Over the next two weeks, workers are restoring the flagpole's bronze finish and its decorative base with five military branch insignias. They will also restore the bronze finish for five stands that hold directories that help people find names on the V-shaped memorial wall, which draws millions of visitors each year.
The Vietnam Veterans Memorial Fund, which built the memorial, also has repaired an irrigation system and is reseeding and sodding the grass. Last month, the group announced plans to pay for maintenance at the site because of scarce funding from the federal government.
They plan to raise more than $1 million to care for the memorial and grounds, including $500,000 to buy replacement granite if sections of the wall need to be replaced.
"Everybody has the same goal: We want it to look good," said fund spokeswoman Lisa Gough. "We want it to shine."
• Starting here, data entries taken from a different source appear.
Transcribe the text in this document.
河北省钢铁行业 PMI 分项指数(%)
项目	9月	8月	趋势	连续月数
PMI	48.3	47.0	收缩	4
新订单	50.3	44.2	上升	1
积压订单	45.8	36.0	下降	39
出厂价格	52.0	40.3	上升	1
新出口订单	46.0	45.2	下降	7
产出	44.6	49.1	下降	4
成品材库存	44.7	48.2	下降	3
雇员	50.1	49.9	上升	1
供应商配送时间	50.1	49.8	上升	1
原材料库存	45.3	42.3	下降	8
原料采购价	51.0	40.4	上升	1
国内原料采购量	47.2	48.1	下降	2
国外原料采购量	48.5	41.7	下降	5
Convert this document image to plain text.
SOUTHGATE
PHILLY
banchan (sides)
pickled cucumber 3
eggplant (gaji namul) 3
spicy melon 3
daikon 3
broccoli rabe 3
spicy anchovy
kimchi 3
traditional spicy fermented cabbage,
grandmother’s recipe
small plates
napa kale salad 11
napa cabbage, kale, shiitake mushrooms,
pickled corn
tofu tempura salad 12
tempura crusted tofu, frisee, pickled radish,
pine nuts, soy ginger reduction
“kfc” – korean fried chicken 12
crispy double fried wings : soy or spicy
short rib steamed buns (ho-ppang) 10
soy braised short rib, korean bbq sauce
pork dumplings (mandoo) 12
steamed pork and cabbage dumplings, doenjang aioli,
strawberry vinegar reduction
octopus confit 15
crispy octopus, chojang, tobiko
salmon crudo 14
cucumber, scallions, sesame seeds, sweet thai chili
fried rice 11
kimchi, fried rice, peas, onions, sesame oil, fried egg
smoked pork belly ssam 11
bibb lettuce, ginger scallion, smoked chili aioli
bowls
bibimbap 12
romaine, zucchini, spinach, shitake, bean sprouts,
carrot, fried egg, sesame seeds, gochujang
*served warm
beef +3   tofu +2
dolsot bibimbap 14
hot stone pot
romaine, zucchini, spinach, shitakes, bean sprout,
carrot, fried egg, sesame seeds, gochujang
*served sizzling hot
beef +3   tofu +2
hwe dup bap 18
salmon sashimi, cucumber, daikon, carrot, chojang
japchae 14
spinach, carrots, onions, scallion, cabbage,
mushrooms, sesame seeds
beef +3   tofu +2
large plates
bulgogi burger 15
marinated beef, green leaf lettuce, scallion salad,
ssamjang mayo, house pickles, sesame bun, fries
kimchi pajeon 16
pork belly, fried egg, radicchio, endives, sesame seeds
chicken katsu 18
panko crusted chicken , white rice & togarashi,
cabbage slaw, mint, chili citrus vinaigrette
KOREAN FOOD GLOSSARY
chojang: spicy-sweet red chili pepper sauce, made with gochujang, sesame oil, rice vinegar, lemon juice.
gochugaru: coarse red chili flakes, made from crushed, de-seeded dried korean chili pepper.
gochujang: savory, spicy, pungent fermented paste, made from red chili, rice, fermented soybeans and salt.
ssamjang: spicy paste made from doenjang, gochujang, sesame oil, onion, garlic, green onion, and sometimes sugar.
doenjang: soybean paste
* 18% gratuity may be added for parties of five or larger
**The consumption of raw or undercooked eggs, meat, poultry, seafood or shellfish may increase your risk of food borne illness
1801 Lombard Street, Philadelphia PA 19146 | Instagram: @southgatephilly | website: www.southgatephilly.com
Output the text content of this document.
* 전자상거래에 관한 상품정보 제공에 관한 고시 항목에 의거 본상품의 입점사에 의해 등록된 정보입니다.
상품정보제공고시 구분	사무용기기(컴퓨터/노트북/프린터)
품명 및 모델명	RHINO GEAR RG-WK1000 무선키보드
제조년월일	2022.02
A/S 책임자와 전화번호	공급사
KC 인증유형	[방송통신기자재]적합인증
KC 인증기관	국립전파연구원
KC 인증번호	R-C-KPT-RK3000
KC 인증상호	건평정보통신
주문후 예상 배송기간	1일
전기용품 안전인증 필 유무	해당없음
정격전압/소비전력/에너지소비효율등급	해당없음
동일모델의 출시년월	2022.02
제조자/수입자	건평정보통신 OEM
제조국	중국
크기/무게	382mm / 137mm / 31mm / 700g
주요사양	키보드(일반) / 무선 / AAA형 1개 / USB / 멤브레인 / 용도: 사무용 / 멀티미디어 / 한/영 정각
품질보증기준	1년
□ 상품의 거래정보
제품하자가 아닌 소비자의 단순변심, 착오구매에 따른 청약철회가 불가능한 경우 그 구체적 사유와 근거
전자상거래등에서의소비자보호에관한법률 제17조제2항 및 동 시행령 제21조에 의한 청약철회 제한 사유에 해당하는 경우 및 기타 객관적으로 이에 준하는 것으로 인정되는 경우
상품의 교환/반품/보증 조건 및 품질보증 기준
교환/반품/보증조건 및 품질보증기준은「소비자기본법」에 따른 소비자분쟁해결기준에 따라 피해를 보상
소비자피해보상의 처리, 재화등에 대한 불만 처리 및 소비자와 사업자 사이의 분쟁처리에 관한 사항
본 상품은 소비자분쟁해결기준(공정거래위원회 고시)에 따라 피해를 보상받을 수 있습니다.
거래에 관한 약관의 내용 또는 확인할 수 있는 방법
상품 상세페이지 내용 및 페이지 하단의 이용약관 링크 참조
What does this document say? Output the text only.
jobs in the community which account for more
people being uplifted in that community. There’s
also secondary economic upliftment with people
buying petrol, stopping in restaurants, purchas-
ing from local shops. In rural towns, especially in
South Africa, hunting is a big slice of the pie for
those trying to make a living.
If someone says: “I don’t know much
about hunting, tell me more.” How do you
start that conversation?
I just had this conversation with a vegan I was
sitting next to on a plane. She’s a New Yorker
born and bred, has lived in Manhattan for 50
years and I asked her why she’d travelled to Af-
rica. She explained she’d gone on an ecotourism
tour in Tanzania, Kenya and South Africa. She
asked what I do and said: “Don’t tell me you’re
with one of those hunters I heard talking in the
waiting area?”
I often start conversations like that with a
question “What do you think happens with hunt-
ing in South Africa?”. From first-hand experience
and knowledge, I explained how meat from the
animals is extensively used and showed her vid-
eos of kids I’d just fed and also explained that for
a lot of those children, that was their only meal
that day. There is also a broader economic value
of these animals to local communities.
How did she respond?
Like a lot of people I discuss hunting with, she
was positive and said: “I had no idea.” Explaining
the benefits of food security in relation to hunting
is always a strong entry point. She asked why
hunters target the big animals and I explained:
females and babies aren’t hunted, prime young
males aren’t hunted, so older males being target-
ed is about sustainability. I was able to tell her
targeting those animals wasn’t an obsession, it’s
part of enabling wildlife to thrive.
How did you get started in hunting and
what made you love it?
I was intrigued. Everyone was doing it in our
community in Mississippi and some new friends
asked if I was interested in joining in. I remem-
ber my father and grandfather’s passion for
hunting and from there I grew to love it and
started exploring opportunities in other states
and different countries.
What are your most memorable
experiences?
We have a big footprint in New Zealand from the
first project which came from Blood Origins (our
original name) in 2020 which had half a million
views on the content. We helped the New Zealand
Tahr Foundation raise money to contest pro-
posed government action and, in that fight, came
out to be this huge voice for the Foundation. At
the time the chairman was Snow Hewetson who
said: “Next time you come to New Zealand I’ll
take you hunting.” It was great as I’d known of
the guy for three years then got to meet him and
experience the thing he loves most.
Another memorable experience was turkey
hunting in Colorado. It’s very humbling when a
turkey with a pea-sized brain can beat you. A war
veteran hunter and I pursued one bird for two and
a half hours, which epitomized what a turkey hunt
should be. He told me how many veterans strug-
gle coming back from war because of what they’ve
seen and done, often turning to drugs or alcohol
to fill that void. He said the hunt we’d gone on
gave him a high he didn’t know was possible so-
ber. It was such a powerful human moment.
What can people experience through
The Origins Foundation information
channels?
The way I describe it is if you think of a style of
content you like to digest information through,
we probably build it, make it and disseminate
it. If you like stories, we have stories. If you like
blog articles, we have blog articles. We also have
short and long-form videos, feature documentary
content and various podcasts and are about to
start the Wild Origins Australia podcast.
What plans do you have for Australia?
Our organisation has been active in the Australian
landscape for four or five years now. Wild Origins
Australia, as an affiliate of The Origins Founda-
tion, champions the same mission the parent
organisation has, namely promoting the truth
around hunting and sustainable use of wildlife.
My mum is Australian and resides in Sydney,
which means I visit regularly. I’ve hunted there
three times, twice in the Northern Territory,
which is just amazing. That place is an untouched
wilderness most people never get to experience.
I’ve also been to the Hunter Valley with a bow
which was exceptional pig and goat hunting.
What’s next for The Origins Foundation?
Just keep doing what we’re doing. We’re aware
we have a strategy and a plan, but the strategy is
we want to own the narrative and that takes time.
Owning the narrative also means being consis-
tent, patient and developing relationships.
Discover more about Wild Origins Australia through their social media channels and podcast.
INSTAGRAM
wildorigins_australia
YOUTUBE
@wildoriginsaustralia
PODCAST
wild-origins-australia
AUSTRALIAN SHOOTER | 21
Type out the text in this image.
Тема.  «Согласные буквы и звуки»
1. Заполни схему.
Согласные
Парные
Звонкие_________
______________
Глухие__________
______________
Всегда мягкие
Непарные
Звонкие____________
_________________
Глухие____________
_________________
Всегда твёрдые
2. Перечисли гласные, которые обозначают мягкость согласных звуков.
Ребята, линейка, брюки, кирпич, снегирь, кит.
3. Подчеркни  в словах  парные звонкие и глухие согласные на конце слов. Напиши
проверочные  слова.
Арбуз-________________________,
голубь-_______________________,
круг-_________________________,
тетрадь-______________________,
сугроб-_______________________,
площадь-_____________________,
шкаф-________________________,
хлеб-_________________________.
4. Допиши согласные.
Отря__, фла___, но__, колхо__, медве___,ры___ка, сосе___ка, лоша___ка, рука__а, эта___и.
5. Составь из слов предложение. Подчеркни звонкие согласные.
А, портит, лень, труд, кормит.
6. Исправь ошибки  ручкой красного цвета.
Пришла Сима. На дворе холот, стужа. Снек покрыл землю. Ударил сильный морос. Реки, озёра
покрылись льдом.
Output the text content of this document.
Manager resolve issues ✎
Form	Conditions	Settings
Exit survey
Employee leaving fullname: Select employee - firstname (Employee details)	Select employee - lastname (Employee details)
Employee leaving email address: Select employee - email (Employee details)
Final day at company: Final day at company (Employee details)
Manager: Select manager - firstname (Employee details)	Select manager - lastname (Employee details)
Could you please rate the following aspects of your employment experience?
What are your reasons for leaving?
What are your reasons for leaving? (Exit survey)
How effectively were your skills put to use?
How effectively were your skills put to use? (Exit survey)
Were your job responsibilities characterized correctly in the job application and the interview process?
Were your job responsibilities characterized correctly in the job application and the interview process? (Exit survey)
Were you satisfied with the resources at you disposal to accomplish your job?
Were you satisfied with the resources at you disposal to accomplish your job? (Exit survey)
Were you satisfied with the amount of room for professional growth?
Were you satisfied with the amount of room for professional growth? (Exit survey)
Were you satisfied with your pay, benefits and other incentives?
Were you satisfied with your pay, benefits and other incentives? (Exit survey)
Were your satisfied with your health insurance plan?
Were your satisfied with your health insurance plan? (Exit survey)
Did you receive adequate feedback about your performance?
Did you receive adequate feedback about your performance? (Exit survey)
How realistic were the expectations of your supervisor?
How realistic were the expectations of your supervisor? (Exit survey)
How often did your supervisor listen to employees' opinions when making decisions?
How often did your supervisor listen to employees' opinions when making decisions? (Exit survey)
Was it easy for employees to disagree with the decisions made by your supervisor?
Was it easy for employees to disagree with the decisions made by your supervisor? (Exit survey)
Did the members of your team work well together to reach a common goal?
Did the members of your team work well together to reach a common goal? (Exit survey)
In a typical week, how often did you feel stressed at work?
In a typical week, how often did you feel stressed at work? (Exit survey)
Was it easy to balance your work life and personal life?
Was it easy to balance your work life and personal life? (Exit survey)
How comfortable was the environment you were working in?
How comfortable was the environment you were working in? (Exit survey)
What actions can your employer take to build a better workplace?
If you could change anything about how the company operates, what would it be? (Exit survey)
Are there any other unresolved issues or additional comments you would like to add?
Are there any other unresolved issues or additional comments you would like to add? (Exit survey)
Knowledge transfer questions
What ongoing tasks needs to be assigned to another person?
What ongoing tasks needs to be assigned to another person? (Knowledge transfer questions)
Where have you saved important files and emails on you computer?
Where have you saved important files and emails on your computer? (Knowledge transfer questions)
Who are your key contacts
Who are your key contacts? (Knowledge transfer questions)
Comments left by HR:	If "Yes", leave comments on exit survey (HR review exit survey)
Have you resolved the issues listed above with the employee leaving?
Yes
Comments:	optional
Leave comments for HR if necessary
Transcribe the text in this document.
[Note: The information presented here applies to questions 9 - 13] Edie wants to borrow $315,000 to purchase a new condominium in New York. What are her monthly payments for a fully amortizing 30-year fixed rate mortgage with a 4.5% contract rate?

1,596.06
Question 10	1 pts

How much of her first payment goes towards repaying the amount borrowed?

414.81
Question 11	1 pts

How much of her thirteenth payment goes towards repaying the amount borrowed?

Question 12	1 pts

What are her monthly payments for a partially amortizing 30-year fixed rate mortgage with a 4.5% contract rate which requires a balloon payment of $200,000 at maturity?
The memorial's bronze fixtures – including the flagpole and a statue of three soldiers – will be restored for the first time since they were installed more than 25 years ago, said James Cummings, who was part of the original architecture team.
The fund is trying to raise $100,000 to restore the statue by next year. The bronze is worn down and has turned green on the soldiers' noses and arms, Cummings said. Weather caused some of the damage, along with the hands of visitors.
"No one expected the memorial itself would have such an impact with the culture," Cummings said. "There's a plan now to take care of it."